Back and shoulder strain
As we traded an office for the home living room, we set up makeshift desks with books piled onto of each other, or in some instances simply worked from bed. But while it might sound like the ideal work set-up, the reality is far removed. As a result, we’re dealing with more back, neck and shoulder strains than ever before. When you consider the addition of stress that can also lead to physical tension in the body, it’s not hard to see why so many of us are requiring a fistful of Ibuprofen simply to make it out of bed in the morning without searing aches.
It’s not surprising then, that complaints of neck, shoulder and back pain have risen across the past year. As we spend more time on desktops and staring down at our smartphones, the position is one that leads to pain. While adjusting your computer screen to be at eye level is something that can minimise the pain, holding the position for too long won’t get you anywhere. Asa result, doctors recommend the “20, 8, and 2” rule - 20 minutes of sitting, broken up with eight minutes of standing and two of walking.
Given the stress and anxiety many of us are feeling currently, the fact that dentists have seen an increase in people presenting with worn and chipped teeth since the pandemic began isn’t hard to believe. As Outside suggests, “Many people channel prolonged stress into teeth clenching and grinding at night. According to an American Dental Association survey published in March, dentists saw increases of more than 60 per cent in clenching and grinding, cracked or chipped teeth, and jaw pain compared to pre-pandemic stats.”

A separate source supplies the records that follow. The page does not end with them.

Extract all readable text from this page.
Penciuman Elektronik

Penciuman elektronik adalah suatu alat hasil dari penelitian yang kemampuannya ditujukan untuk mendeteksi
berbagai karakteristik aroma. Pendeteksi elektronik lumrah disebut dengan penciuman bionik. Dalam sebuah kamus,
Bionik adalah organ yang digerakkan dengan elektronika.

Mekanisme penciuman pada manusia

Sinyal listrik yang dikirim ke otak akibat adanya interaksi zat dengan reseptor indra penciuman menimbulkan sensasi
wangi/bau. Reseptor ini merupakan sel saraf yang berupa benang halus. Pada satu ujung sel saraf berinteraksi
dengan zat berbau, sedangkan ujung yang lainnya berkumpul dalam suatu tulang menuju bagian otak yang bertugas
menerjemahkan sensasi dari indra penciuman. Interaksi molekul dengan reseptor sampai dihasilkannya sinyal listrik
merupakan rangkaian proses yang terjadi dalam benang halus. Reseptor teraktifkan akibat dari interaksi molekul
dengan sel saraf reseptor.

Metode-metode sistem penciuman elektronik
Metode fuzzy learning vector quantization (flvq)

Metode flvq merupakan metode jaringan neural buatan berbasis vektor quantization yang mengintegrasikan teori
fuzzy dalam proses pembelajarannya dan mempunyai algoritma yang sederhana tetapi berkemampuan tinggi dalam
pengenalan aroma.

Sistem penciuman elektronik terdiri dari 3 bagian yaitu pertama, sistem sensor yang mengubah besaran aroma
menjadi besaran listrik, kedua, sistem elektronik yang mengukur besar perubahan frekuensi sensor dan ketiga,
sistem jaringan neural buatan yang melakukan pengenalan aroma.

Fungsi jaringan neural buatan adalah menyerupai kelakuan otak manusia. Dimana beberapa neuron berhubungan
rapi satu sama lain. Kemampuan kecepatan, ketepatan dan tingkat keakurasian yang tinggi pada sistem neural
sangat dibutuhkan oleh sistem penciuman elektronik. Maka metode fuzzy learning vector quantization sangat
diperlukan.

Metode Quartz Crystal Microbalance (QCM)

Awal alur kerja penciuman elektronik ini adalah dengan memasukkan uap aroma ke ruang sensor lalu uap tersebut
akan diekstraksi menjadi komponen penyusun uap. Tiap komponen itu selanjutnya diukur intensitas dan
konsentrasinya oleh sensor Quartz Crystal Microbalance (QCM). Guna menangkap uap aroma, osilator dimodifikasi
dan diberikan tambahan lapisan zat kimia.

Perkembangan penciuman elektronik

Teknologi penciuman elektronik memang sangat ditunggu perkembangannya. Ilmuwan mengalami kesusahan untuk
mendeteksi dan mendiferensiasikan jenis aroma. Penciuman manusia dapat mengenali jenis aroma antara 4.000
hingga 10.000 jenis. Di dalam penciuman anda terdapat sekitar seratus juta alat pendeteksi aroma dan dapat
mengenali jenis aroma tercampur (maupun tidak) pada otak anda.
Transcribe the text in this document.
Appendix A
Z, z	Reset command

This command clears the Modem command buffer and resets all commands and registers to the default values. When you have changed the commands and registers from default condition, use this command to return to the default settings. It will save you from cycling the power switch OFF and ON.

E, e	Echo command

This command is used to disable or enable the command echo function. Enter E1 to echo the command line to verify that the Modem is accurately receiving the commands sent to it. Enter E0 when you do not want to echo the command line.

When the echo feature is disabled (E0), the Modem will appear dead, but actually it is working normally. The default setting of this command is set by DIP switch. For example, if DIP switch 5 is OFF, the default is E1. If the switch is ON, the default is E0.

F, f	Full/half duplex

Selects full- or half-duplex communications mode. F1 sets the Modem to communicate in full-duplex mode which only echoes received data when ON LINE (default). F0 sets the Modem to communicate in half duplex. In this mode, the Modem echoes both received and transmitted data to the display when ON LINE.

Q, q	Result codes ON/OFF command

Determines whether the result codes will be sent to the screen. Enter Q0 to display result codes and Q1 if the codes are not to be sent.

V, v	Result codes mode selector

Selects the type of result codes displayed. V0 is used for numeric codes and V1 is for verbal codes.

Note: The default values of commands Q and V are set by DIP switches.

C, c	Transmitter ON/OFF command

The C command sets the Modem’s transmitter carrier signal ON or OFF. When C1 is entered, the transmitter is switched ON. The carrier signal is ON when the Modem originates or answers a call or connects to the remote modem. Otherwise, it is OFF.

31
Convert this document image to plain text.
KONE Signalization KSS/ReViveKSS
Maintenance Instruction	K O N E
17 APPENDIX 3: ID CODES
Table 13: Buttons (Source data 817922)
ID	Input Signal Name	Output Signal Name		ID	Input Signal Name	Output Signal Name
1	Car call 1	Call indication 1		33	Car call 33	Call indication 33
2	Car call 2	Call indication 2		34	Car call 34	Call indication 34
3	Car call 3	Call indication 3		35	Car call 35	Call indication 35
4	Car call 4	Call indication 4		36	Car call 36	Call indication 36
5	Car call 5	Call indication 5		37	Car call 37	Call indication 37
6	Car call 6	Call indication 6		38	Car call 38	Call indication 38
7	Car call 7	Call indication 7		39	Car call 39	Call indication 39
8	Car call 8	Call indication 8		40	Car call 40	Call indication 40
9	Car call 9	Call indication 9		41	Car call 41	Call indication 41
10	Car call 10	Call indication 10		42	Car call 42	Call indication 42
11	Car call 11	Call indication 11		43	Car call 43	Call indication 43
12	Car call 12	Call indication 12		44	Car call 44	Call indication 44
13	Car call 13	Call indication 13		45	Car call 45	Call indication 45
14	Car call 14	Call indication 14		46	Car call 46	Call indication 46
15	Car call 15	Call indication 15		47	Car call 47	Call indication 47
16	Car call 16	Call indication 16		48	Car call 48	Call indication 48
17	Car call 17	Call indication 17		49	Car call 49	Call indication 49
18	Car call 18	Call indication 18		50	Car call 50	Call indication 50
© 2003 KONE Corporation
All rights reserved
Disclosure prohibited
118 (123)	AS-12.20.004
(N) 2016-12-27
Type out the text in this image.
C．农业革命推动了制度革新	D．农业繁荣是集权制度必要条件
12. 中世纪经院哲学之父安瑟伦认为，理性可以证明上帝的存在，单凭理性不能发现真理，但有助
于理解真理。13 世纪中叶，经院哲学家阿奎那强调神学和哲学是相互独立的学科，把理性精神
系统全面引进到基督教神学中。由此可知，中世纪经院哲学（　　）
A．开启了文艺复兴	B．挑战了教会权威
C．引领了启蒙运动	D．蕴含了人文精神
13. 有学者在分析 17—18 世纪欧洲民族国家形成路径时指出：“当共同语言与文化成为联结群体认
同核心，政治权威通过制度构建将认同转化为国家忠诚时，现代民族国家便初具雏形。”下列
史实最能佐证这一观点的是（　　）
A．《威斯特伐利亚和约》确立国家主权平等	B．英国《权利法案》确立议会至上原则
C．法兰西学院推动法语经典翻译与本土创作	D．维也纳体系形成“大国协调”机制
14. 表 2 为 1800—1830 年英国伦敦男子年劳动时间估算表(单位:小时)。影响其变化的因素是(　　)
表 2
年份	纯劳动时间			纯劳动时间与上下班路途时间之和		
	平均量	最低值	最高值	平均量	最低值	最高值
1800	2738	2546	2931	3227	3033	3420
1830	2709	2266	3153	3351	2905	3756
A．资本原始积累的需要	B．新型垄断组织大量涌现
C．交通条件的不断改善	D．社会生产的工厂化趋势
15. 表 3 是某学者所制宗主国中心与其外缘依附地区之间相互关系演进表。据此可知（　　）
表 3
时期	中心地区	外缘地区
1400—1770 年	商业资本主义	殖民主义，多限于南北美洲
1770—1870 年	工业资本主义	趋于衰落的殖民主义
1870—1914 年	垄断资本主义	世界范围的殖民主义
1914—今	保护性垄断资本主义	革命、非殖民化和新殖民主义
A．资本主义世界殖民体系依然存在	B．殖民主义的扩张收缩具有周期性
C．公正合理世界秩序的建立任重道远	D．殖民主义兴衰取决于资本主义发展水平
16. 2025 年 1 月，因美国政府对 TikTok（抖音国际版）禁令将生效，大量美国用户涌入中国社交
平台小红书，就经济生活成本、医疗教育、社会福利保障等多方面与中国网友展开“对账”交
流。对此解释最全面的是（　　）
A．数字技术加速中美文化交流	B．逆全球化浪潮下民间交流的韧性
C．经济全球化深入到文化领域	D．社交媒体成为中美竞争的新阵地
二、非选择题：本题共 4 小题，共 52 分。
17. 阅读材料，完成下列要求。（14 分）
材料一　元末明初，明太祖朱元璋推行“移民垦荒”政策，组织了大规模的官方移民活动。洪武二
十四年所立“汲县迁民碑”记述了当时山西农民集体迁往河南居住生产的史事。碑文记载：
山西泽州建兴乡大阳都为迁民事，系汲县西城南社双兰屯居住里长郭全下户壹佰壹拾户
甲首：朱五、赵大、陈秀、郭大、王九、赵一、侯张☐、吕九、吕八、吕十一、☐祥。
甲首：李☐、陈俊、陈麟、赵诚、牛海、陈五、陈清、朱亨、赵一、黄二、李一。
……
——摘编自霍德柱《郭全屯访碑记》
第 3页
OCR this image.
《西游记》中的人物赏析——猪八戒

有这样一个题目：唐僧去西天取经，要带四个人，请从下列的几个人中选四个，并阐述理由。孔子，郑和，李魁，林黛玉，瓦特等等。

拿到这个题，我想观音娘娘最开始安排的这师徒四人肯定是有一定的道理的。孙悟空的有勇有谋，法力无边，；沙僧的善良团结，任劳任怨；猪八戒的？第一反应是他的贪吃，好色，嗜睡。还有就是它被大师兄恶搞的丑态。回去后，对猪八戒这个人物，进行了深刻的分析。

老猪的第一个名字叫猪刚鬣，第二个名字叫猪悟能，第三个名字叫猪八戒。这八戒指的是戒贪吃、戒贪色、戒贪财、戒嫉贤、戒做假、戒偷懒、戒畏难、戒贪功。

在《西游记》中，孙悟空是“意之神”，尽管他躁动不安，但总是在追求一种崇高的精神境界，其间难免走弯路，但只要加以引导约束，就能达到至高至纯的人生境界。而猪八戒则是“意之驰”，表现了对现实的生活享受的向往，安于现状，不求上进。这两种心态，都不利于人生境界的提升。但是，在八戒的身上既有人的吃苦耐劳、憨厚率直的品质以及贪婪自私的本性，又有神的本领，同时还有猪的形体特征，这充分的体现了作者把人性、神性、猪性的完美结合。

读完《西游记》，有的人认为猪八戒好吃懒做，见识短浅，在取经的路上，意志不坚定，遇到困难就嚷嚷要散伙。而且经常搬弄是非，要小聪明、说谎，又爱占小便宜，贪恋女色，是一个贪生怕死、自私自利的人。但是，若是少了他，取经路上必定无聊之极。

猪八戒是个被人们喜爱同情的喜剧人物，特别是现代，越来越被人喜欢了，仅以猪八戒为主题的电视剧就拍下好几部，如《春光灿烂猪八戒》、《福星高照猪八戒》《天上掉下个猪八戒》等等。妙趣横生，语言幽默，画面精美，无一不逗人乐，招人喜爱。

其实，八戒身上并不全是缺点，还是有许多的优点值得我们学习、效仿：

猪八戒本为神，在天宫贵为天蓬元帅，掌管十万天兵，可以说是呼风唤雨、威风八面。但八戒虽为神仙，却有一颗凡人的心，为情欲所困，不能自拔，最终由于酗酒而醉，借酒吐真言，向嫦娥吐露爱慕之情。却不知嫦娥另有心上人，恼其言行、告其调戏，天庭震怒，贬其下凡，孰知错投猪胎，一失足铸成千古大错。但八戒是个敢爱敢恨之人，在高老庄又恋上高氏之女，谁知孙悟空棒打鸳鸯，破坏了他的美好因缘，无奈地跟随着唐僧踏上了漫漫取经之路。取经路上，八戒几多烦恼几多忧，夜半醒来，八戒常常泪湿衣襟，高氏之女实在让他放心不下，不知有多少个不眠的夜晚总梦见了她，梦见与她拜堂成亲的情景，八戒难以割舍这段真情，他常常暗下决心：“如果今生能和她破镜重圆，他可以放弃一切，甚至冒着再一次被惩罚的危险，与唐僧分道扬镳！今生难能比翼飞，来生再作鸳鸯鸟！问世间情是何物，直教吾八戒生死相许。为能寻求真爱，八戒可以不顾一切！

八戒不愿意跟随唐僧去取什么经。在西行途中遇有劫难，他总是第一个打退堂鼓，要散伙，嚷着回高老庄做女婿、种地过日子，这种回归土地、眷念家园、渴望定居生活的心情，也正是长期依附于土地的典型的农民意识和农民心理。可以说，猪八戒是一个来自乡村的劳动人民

Teeth grinding is a tricky issue, as many of us are unknowingly grinding away at night. To combat this, health practitioners suggest consulting your local dentist and taking a dental exam, to ensure there isn’t too much damage and, should grinding be an issue, a night guard can be recommended.
Prior to the pandemic, no-one knew what Zoom was let alone had it installed on their phones. Now, our days revolve around the countless Zoom meetings we have scheduled (which, let’s face it, really could just be an email). Whether it’s a quest to simply communicate with others or a desire to see just what your colleagues’ home interiors look like, we spend most of our working day now staring into a computer camera. As a result, it’s led many people to stare at their own complexions, analysing what they dislike and what needs to be fixed. Consequently, dermatologists are coining this age as that of “Zoom dysphoria,” and they’ve seen a surge in cosmetic consultations.
A study published in the International Journal of Women’s Dermatology found that more than half of the dermatologists surveyed saw an increase in cosmetic consultations during the pandemic. 86 per cent of those said that patients reported seeing themselves in video conferencing as a reason for their visit. These warped perceptions of our own selves were compounded by increased time on social media, where filters now have many of us feeling unhappy with our actual appearance. Experts have suggested spending less time on screen, and that definitely helps. But more importantly: focus on the priorities - your health. Get outdoors when you can, soak in the sunshine, move your body and be kind to yourself. Lockdown isn’t easy, but it doesn’t have to take a physical toll on your body, too.